Optimizing data preprocessing

In addition to I/O and data transfer to the GPU, data preprocessing can become a bottleneck for GPU utilization. During the training phase, the CPU is responsible for data preprocessing, and a bottleneck emerges when one or more CPUs reach their maximum utilization, causing the GPU to be partially idle as it waits for the CPU to provide the next batch of training data.

There are several ways we can deal with this. One approach is to structure the preprocessing pipeline into tasks that can be completed offline, i.e., at the data-creation phase before the training starts. Shifting operations to the data-creation phase will free up some CPU cycles during training.

To optimize runtime, it might seem logical to move all tasks in the data preprocessing pipeline offline. However, this approach might not be ideal for training as introducing a degree of randomness to input samples while training is beneficial. For instance, introducing random rotations and flips improves results for some tasks, such as adversarial training.

Another approach for addressing the data preprocessing bottleneck is to move data operations onto the GPU. NVIDIA provides a Data Loading Library (DALI) for building highly-optimized data preprocessing pipelines, which offloads specific tasks to GPUs, such as decoding, cropping, and resizing images. While this approach enhances the efficiency of the data-loading pipeline, it comes with the drawback of burdening the GPU with an extra workload.

Choice of deep learning framework

In DL, we can choose from multiple frameworks, such as TensorFlow, PyTorch, and JAX (all of which are also available in the multi-backend framework Keras).

Each framework has a different set of performance features and applies various techniques to optimize the implementation of algorithms. Therefore, the same algorithm can exhibit a considerable variation in performance across frameworks.

Now, there might be a variety of criteria that you might consider while choosing the framework, like the ease of coding, flexibility, community support, or learning curve. But today, we’re zooming in on how these frameworks utilize the resources, particularly GPU.

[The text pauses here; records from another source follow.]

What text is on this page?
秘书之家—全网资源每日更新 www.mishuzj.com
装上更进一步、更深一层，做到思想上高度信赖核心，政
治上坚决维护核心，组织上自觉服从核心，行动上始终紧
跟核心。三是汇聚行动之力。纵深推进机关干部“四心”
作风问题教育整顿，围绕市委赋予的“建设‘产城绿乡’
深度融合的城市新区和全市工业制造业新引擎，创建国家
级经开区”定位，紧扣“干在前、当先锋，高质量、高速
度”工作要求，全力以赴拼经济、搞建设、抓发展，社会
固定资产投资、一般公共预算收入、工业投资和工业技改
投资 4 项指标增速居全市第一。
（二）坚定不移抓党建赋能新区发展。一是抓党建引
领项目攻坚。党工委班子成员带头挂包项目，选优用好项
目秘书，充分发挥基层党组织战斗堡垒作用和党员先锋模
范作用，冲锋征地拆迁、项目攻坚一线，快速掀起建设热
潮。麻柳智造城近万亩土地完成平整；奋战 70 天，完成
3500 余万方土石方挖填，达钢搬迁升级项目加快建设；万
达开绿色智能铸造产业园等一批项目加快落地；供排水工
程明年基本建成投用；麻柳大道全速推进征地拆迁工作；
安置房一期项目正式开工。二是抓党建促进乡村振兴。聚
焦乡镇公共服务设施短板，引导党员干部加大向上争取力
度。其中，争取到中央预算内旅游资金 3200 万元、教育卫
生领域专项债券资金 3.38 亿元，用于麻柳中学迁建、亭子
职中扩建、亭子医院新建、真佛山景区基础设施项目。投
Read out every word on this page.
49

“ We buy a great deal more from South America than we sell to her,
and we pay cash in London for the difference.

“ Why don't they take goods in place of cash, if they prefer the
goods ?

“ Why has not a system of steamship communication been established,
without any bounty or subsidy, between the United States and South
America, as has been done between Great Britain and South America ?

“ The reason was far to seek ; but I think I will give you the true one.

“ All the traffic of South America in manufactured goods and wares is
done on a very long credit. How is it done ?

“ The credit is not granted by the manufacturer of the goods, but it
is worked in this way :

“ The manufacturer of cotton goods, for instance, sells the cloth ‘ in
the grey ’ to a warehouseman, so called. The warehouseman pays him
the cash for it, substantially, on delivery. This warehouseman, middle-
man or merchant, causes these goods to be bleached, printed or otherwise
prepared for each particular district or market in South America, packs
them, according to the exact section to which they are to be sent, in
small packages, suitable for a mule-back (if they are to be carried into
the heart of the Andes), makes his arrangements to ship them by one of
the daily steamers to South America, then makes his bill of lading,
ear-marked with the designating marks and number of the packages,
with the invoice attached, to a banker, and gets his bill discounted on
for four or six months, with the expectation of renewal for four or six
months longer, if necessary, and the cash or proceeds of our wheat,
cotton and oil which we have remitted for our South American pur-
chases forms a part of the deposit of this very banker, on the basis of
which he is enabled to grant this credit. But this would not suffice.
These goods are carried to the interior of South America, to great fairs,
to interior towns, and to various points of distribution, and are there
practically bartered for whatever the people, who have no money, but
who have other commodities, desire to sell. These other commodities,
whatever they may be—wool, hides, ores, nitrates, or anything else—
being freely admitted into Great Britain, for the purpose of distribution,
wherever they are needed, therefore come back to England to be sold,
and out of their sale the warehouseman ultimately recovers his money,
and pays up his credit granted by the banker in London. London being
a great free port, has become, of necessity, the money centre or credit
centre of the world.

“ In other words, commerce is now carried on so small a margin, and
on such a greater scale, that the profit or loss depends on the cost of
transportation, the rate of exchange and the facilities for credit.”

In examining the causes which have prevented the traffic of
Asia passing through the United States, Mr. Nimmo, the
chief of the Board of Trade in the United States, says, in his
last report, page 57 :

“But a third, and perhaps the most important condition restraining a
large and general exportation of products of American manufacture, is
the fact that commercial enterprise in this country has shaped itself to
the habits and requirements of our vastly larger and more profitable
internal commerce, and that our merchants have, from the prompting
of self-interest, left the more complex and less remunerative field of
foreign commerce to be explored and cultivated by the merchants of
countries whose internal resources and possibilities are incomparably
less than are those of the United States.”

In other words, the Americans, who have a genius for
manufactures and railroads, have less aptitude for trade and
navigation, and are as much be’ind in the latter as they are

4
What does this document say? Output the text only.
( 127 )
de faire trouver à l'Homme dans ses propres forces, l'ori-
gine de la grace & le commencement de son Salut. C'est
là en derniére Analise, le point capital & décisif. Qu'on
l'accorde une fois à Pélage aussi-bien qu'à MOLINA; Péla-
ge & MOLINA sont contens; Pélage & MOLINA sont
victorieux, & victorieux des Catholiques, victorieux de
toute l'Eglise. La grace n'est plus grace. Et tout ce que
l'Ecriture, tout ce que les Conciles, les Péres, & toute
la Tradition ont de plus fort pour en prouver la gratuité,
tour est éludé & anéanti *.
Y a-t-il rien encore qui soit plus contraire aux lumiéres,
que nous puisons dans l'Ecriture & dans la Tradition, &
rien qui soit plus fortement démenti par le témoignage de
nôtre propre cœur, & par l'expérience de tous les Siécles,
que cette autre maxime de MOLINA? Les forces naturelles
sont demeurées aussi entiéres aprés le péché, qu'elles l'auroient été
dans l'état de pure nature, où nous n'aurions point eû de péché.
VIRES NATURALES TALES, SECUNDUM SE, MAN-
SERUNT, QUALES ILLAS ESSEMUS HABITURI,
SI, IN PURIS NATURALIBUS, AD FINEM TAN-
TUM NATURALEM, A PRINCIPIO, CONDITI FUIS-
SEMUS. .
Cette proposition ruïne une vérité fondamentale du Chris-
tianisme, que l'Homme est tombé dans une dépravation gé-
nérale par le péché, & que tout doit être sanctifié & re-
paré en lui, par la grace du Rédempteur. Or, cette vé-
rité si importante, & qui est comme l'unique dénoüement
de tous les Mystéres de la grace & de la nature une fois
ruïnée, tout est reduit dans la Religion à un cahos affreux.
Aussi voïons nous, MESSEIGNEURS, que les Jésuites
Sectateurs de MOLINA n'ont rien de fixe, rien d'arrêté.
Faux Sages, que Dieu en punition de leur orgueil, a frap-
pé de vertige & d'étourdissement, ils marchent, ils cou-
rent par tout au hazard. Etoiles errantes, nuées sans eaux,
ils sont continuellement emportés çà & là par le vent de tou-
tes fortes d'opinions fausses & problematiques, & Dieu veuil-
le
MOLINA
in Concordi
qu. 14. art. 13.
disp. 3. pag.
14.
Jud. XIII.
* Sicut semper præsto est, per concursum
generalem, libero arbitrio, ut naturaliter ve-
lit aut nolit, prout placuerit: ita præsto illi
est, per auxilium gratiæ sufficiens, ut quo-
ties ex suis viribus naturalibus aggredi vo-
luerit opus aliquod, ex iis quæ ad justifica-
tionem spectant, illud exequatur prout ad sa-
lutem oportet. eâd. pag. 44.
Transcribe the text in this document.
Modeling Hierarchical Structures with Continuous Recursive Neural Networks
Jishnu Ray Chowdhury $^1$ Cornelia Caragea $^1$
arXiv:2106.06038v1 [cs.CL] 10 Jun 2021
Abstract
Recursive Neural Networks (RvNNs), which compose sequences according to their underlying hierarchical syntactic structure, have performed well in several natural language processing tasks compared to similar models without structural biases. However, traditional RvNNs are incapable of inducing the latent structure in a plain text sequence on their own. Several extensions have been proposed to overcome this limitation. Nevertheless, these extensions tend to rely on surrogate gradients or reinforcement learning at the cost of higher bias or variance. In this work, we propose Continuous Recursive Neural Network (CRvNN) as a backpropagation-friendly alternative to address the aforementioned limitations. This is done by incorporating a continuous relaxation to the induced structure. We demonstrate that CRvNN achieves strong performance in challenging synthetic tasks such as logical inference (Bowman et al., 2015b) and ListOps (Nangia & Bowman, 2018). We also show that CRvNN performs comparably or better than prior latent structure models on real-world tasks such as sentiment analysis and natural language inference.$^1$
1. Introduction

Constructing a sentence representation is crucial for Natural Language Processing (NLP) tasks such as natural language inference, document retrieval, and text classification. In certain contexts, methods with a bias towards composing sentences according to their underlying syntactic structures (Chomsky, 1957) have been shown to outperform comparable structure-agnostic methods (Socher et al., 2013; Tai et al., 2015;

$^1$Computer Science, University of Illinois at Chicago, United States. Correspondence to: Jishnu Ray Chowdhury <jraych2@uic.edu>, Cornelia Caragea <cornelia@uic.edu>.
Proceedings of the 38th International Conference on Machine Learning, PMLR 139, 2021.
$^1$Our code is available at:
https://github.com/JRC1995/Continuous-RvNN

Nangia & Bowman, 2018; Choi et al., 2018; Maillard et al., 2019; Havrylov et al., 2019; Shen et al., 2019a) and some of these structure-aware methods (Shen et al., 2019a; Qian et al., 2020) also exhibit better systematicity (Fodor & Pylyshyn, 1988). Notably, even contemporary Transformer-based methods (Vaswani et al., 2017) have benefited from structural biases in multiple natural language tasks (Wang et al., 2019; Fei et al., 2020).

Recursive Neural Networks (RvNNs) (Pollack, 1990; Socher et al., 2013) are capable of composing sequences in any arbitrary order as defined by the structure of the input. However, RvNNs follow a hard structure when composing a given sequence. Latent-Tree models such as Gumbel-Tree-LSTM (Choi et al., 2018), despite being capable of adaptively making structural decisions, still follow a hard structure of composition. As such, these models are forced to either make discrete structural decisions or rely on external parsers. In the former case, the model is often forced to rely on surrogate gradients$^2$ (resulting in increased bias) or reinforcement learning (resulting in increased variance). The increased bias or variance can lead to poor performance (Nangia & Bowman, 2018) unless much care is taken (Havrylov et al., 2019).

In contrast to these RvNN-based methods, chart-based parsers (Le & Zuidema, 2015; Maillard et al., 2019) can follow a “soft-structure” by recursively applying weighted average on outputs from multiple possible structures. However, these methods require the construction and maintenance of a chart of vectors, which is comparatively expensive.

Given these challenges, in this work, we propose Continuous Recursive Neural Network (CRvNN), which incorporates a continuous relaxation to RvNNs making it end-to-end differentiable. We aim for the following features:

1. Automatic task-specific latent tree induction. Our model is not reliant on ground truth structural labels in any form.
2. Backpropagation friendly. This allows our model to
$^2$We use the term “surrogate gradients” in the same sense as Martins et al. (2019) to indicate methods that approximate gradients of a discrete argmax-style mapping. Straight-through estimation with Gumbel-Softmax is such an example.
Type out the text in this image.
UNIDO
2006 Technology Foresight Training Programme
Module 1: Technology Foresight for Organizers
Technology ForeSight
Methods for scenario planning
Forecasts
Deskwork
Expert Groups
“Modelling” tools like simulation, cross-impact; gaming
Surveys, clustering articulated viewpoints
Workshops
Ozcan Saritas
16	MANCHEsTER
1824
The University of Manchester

It is important to note that there is no definitive winner among these frameworks, as their GPU utilization fluctuates based on various factors, such as the specific task, dataset characteristics, and the neural network’s architecture.

A research paper published in 2021 compared different DL frameworks that were current at the time. The researchers implemented different model architectures such as CNNs and LSTMs, trained the models on different datasets like CIFAR-100 and IMDB Reviews, and observed different CPU and GPU metrics. Afterward, they also compared the models’ performance. The researchers found a significant variation in GPU usage, training time, and task performance between frameworks.

Two bar plots showing comparative analysis of GPU usage across different frameworks — Comparative Analysis of GPU usage across different frameworks. (a) This bar plot compares the average GPU utilization during training across different frameworks, highlighting the variations in efficiency when training a CNN with different datasets. (b) Similarly, this bar plot also compares average GPU utilization during training across frameworks for LSTMs, showcasing variations in efficiency with different datasets. | Source

Strategy for optimizing GPU usage

Knowing how resources, like GPUs, CPUs, and memory, are utilized during the training phase can help optimize training and maximize GPU capabilities. Here are some guidelines that may help you identify the possible bottlenecks based on the usage of these resources:

If the GPU utilization is low and the CPU utilization is high, it suggests potential bottlenecks in data loading or preprocessing.
If you notice that CPU memory utilization is low, a quick way to boost performance is to increase the number of workers your data loader uses.
If your GPU utilization is low and the CPU utilization is consistently low despite having a sufficiently large dataset, it may indicate suboptimal resource utilization in your code. In such cases, explore parallelization and code optimization techniques and ensure that your model architecture can efficiently use the GPU.
If GPU memory utilization is low, increasing the batch size is a potential strategy to enhance resource utilization.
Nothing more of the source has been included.